Hashmap vs Array performance Hashmap vs Array performance arrays arrays

Hashmap vs Array performance


HashMap uses an array underneath so it can never be faster than using an array correctly.

Random.nextInt() is many times slower than what you are testing, even using array to test an array is going to bias your results.

The reason your array benchmark is so slow is due to the equals comparisons, not the array access itself.

HashTable is usually much slower than HashMap because it does much the same thing but is also synchronized.

A common problem with micro-benchmarks is the JIT which is very good at removing code which doesn't do anything. If you are not careful you will only be testing whether you have confused the JIT enough that it cannot workout your code doesn't do anything.
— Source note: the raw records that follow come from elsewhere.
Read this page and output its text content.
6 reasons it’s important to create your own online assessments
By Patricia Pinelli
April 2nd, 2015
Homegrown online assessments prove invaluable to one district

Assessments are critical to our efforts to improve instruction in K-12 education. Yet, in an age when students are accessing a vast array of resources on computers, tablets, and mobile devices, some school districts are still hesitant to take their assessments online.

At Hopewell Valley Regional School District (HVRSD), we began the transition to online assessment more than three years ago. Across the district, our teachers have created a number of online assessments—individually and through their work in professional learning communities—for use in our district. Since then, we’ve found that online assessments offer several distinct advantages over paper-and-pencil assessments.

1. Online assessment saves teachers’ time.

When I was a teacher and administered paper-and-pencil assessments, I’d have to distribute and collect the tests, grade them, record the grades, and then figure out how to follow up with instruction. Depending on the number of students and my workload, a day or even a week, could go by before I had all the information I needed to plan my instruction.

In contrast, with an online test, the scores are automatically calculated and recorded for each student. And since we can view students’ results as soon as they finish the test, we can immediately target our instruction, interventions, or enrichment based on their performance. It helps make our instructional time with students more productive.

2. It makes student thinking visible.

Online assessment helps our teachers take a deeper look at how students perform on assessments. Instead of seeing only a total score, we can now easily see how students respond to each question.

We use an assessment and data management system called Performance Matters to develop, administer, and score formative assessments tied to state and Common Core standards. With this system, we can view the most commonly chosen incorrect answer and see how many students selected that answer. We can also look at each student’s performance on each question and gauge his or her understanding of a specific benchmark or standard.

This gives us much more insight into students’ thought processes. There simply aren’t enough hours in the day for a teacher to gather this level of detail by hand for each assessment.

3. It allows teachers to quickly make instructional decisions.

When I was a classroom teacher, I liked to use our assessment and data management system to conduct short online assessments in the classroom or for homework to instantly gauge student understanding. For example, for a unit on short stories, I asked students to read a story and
This is one of the reason you can write micro-benchmarks which out perform C++ systems. This is because Java is a simpler language and easier to reason about and thus detect code which does nothing useful. This can lead to tests which show that Java does "nothing useful" much faster than C++ ;)


arrays when the indexes are know are faster (HashMap uses an array of linked lists behind the scenes which adds a bit of overhead above the array accesses not to mention the hashing operations that need to be done)

and FYI HashMap<String,SomeObject> objects = HashMap<String,SomeObject>(); makes it so you won't have to cast


For the example shown, HashTable wins, I believe. The problem with the array approach is that it doesn't scale. I imagine you want to have more than two entries in the table, and the condition branch tree in doSomethingToObject will quickly get unwieldly and slow.